Chapter 6

Compounds using subjects and predicates

That is all I am going to say about connecting whole propositions. Now to proceed to logical ways in which the peculiarities of subjects and predicates can allow you to combine two propositions and draw conclusions from them, let me start with "square of opposition," which is, the four possible propositions that have the same subject and predicate. It turns out that they are connected in all the ways we have talked about except "and." When we are talking about any old subject and any old predicate, by the way, the capital S is used for "Subject" and P is used for "Predicate."

So the two definite propositions (the contraries) are incompatible with each other. It can't simultaneously be the case that every human being is a typist and every human being is not a typist--and using this example, you can see that they both happen to be false.

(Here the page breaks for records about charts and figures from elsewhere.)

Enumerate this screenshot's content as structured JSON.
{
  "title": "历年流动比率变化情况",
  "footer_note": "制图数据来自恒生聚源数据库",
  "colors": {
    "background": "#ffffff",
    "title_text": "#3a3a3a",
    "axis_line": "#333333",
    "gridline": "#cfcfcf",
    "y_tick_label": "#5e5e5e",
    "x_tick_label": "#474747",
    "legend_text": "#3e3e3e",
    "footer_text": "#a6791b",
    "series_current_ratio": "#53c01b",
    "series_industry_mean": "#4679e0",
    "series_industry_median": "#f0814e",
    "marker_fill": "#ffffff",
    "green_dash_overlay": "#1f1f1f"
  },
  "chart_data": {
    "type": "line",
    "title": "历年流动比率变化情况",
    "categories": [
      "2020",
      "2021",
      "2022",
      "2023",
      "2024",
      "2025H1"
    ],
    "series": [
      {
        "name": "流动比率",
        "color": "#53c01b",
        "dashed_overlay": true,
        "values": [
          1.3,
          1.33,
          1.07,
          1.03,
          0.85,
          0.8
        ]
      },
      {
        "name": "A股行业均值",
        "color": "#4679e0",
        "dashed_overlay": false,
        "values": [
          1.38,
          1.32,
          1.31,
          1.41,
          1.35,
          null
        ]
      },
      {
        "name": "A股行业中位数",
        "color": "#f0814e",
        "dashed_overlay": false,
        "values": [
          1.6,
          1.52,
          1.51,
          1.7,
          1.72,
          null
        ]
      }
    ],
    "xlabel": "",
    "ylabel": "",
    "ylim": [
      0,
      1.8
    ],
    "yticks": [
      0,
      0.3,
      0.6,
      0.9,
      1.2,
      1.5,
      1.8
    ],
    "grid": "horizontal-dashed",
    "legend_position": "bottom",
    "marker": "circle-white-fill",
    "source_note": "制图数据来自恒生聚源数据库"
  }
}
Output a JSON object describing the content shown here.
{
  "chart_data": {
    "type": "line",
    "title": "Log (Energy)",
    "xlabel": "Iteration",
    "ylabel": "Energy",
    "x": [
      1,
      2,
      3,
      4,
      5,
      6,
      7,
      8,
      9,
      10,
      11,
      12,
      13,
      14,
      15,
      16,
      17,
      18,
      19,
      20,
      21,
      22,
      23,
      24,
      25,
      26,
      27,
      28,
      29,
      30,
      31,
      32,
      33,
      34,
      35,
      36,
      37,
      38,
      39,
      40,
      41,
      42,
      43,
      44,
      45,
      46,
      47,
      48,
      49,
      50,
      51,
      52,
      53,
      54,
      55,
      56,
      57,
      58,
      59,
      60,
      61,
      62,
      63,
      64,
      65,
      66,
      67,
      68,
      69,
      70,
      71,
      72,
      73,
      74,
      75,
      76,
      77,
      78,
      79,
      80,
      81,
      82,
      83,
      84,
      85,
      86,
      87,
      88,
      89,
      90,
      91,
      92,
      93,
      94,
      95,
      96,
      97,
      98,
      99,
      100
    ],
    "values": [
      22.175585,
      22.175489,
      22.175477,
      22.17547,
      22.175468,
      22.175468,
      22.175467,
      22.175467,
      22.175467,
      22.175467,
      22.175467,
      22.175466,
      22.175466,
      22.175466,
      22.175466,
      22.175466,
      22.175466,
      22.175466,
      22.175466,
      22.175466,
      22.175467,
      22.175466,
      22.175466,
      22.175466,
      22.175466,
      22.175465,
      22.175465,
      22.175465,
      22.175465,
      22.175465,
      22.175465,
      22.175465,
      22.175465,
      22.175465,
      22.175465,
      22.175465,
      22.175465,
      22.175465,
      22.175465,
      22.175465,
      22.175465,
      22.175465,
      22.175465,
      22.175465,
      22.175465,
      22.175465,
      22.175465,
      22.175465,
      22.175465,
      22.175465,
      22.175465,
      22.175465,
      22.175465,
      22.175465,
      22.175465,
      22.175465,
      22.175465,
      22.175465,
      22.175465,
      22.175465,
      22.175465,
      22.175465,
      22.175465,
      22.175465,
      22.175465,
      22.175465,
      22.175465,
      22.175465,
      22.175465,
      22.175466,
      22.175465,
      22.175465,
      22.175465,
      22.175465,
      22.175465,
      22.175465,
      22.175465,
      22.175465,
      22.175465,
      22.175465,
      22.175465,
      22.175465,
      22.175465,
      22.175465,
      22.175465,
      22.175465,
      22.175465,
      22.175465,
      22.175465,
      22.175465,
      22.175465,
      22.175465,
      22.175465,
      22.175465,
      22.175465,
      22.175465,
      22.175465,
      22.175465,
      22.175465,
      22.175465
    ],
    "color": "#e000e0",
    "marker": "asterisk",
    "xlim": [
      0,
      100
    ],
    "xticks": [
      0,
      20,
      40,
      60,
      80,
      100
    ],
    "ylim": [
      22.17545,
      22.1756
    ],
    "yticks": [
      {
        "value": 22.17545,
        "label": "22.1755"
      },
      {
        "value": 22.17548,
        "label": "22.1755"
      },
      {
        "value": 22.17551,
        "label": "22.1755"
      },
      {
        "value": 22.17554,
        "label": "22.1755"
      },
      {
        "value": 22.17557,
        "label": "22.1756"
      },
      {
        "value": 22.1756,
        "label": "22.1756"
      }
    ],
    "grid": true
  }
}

The definite propositions imply the corresponding indefinite one (using the rule I gave above that subjects are always taken to refer to something)--and the implied one is called the "subaltern" of its definite proposition. If every human being were a typist, then at least one would be a typist; if every human being were not a typist, then at least one would not be a typist.

The indefinite propositions (the subcontraries) are "and/or's": "At least one human being is a typist and/or at least one human being is not a typist"; and with this example both happen to be true; but they can't both be false.

Finally, each of the propositions is related by "either/or" to its contradictory (the one that has the opposite reference and the opposite "quality"). Either every human being is a typist, or at least one is not a typist. Either at least one human being is a typist, or every human being is not a typist.